Summary
Helena assures the widow and Diana that their help will be rewarded: ” . . . Heaven / Hath brought me up to be your daughter’s dower.” In other words, they will simply have to endure a bit longer until the plot reaches its end.
In Rousillon, Lafeu comforts the Countess, who believes that Helena has died, “the most virtuous gentlewoman that ever Nature had praise for creating.” They discuss the return of Bertram and the anticipated arrival of the king of France, who “comes post [haste] from Marseilles, of as able body as when he numbered thirty [was thirty years old].” A match is proposed between Lafeu’s daughter and Bertram.
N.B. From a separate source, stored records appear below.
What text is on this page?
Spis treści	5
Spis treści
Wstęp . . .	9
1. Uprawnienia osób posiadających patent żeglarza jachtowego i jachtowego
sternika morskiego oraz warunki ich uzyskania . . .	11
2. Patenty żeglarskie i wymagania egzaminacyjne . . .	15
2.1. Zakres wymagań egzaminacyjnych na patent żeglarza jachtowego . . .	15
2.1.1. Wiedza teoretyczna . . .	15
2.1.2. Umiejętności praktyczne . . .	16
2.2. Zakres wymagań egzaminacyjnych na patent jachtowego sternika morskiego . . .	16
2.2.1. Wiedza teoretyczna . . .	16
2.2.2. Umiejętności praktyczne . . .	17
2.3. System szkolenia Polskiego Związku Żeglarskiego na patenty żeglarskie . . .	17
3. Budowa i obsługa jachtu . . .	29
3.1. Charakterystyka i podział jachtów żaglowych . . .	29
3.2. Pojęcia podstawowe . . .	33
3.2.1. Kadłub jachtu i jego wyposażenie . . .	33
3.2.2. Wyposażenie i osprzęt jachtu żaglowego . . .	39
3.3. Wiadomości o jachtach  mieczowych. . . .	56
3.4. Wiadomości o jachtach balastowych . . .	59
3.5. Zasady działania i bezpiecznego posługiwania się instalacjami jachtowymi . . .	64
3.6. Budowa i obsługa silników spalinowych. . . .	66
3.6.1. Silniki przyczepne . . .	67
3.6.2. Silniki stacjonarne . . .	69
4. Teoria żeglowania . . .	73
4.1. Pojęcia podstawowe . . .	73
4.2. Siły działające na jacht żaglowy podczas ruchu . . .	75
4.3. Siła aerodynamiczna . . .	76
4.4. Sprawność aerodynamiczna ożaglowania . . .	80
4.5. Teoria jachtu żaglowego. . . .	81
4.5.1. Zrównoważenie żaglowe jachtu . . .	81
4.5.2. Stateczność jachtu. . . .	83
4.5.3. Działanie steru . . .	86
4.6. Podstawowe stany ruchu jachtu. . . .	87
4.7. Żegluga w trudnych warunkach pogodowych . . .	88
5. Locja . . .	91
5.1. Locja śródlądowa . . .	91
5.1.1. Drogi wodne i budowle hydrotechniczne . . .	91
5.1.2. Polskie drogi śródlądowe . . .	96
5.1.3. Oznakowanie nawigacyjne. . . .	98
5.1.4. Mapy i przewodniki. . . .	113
Also present is the clown Lavache, whose wordplay and sexual jokes grow tedious to Lafeu.
Analysis
Things grow worse before they get better, although “all’s well that ends well,” as Helena assures Diana. The scene at Rousillon is out of joint, and even the clown “has no face, but runs where he will.” The “death” of Helena weighs on their minds, and the clown’s off-color foolery seems grating and very much out of place, even to the point where Lafeu “grows aweary” of him. The clown remarks on a scar which Bertram is covering with “a patch of velvet.” Such a scar might be the result of an honorable encounter in battle, yet to Lavache it seems more likely to be the mark of a lanced ulcer, of the sort which appears on syphilitics. This ugly note closes the scene.